Per migliaia di famiglie italiane la fine della scuola non significa serenità, ma emergenza. La carenza di strutture sportive, ricreative e culturali gratuite per i più giovani trasforma ogni estate in un problema organizzativo difficile da gestire. Un nodo strutturale che ha spinto l’Emilia-Romagna ad anticipare l’avvio delle lezioni al 31 agosto e che sta convincendo altre città, come Genova, a seguire la stessa strada.
Il dibattito è aperto: c’è chi propone una revisione complessiva del calendario scolastico, distribuendo le vacanze lungo tutto l’anno, con potenziali benefici per la salute dei docenti, l’apprendimento degli studenti e l’organizzazione delle famiglie. Ma le voci contrarie non mancano. La nuova puntata di Scuola Talk, la trasmissione di approfondimento de La Tecnica della Scuola, ha affrontato il tema a tutto tondo, con una diretta video seguita da migliaia di utenti. Ospiti Sara Malnerich e Francesca Fiore, note online come Mammadimerda, e Chiara Palù, dirigente dell’istituto comprensivo “Micheli” di Parma. Al centro della discussione i dati, gli aspetti normativi e i risultati di un sondaggio esclusivo su oltre 400 tra docenti, dirigenti e famiglie. La puntata è disponibile sul sito e sui canali Facebook e YouTube de La Tecnica della Scuola.

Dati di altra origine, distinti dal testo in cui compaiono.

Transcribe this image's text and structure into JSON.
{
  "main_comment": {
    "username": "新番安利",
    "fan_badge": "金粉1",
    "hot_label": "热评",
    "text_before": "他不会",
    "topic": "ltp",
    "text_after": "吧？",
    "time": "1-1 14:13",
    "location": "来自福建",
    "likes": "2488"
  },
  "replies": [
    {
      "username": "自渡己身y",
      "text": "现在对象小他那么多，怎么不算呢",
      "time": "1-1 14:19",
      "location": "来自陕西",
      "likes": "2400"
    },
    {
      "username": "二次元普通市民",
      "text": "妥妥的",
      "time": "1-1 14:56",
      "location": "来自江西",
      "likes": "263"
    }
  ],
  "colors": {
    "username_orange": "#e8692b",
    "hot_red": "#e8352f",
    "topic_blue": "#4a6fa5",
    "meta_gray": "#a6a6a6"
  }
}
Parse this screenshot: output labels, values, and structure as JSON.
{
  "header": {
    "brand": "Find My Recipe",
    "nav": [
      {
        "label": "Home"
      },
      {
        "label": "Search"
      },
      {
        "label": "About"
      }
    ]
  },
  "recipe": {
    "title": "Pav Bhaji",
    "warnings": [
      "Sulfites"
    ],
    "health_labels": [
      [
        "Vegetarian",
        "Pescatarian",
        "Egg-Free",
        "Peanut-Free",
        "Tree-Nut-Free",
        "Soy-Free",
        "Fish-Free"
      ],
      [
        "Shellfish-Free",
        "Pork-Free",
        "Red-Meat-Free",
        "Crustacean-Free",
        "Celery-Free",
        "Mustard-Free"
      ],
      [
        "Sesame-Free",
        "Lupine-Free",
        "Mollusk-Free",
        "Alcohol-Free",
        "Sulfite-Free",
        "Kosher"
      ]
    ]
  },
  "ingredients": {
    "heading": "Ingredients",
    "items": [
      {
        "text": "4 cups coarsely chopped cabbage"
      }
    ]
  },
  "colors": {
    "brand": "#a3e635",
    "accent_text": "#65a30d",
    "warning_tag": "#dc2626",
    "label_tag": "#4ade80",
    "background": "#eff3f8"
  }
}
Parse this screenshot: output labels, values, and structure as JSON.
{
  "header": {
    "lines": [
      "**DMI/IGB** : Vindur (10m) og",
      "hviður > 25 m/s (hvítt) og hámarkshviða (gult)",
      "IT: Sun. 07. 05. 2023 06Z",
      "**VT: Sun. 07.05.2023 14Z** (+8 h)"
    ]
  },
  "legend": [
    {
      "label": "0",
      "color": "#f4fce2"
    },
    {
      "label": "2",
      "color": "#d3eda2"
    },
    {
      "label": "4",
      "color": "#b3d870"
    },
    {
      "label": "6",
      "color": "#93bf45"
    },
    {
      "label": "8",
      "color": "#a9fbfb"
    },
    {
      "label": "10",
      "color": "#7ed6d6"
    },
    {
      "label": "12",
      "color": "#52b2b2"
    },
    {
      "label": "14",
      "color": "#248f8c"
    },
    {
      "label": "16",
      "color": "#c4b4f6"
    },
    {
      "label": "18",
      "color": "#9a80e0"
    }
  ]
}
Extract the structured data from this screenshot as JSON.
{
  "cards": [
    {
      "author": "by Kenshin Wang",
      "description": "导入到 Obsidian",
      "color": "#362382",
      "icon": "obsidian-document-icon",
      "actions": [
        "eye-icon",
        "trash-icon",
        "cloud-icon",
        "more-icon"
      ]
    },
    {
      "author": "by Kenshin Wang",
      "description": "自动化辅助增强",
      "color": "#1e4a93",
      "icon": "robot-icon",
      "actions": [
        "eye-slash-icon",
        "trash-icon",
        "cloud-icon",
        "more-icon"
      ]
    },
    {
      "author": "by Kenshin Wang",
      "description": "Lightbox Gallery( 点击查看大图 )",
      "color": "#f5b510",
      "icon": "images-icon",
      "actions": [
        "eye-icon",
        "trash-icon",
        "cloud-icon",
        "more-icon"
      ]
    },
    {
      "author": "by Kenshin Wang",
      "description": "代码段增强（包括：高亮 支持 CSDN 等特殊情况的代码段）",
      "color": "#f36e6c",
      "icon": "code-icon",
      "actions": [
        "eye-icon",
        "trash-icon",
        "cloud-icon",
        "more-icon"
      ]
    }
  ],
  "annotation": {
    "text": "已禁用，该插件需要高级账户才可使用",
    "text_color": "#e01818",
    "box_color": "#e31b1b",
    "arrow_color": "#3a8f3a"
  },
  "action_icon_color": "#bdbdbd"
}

E proprio durante la trasmissione, la dirigente ha commentato con dati alla mano: “Il modello della scuola dell’infanzia, che termina il 30 giugno, sarebbe auspicabile. Una redistribuzione del calendario con meno pausa estiva aiuterebbe le famiglie ma soprattutto gli apprendimenti dei bambini. L’Italia ha una pausa di 13 settimane, contro le 6-8 settimane degli altri paesi europei. Studi, come quello di Save the Children, dimostrano che i bambini ‘disimparano’ con un periodo così lungo. Come dirigente, il mio focus è il benessere e la capacità di apprendimento degli alunni: periodi troppo lunghi li stancano e li rendono meno ricettivi”.